Tabya bölgesinin içerisinde müze binası, spor alanları ve etkinlik alanları gibi yer alması da vatandaşların bölgeye ziyaretini cazip hale getiriyor. 105 dönümlük alanda bulunan Hamidiye Tabyası’nda yapılan çalışmalar sonrasında vatandaşların ilgisi her sene daha çok artıyor.
 
“YENİDEN GURURLANIYORUM”
Emekli Genel Müdürü Tuğrul Bozkurt, tabya ile ilgili görüşlerini şu ifadelerle dile getirdi: “Bundan 12 yıl önce Çanakkale’ye geldim ve tabyaların karşısına yerleştiğimde büyük bir hayal kırıklığına uğradım.  O güzelim tarihi yapı, bizim gençliğimizde etrafında dolaştığımız, gurur duyduğumuz tabya çok berbat bir durumdaydı.  Sosyal ilişkiler bakımından çok çirkin ilişkilerin yaşandığı o tarihi tabyaları hatırlayınca hala ‘tarihimiz nasıl bu halde olur’ diyorum. Ancak şimdi restore edilmiş hali ile görünce yeniden gururlanıyorum ve içimden ağlamak geliyor.”
 
“ALAN BAŞKANLIĞINA ÇOK TEŞEKKÜR EDİYORUM”
Tabyanın bulunduğu bölgede ikamet ettiğini söyleyen Sevim Ser Naldöken, “Eski halini çok iyi biliyorum.  Daha önce çok bakımsız kalmış bir alandı ve gezilmesi mümkün değildi. Ama şimdiki halinden dolayı Alan Başkanlığına çok teşekkür ediyorum.  Çok güzel yürüyüş alanları, müze alanları ve en önemlisi güvenilir ve huzurlu bir ortam olması, güvenliğin olması bizi çok mutlu ediyor” şeklinde konuştu.
 
“ESKİDEN TARİHİ BİR ALAN GÖRÜNTÜSÜ YOKTU”

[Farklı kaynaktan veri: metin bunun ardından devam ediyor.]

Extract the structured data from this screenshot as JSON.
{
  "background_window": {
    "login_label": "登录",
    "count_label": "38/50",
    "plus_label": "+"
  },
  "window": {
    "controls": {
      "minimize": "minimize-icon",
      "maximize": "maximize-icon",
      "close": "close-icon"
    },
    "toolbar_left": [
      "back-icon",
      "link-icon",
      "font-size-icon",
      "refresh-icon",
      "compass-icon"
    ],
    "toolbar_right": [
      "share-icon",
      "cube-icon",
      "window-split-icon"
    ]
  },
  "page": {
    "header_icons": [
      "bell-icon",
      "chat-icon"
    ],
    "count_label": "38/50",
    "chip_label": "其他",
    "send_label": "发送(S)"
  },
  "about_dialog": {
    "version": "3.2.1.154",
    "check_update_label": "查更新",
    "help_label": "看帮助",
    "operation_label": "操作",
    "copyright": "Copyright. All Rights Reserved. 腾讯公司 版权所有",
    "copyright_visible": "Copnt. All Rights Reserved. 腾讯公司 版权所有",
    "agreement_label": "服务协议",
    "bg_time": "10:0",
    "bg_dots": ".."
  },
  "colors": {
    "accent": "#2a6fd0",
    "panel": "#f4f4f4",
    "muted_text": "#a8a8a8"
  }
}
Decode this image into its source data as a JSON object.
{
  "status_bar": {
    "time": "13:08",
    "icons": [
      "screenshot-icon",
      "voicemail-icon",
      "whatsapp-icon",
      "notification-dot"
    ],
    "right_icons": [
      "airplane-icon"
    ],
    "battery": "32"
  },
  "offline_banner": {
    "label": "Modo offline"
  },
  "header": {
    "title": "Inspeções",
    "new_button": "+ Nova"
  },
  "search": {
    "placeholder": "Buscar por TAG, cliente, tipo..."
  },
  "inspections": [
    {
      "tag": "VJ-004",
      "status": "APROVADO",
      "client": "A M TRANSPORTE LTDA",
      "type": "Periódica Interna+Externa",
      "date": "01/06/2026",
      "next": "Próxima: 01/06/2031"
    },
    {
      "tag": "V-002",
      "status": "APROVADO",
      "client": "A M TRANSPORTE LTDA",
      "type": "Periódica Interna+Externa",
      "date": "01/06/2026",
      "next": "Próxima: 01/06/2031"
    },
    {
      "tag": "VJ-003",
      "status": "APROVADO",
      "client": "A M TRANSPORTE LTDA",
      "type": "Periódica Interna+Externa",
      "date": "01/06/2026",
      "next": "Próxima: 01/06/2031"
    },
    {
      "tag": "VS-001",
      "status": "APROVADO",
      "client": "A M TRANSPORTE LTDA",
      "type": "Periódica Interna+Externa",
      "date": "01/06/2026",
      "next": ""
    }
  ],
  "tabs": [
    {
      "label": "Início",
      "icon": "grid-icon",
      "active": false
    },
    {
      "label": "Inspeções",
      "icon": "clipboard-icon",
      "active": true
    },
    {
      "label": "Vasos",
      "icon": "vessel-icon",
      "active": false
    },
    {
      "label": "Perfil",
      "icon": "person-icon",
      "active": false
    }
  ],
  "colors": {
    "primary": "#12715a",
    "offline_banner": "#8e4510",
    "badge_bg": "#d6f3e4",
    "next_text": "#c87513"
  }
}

Moda Tasarımcısı Kübra Naldöken ise, “Geçerken görüyordum. İçinde çöpler vardı.  İçine girilmeyecek bir haldeydi. Eskiden tarihi bir alan görüntüsü yoktu. Bu da bizi üzüyordu” dedi.
 
“TARİHİ ANLAYABİLMEK İÇİN ÇOK UYGUN BİR YER”
Minyatür Sanatçısı Hilal Başak İnce de savaşları, tarihi anlayabilmek için çok uygun bir yer olduğunu söyleyerek, “Topları, eski kalanları gördüğünüzde o ruhu tekrar hissedebiliyorsunuz ve burası sosyal aktiviteler için de çok uygun bir yer” şeklinde belirtti.
 
“PROFESYONEL SPORCULARLA SPORUMUZU YAPIYORUZ”
Spor Antrenörü Emir Öncü ise şunları söyledi: “Burada profesyonel sporcularla, halkla birebir sporumuzu yapıyoruz. Kuvvet antrenmanları ya da koşumuzu yapıyoruz. Bizim için kıymetli bir yer. Bizim işimizi çok görüyor, hem de merkezi bir yerde. Herkesin kolayca gelebileceği bir noktada.”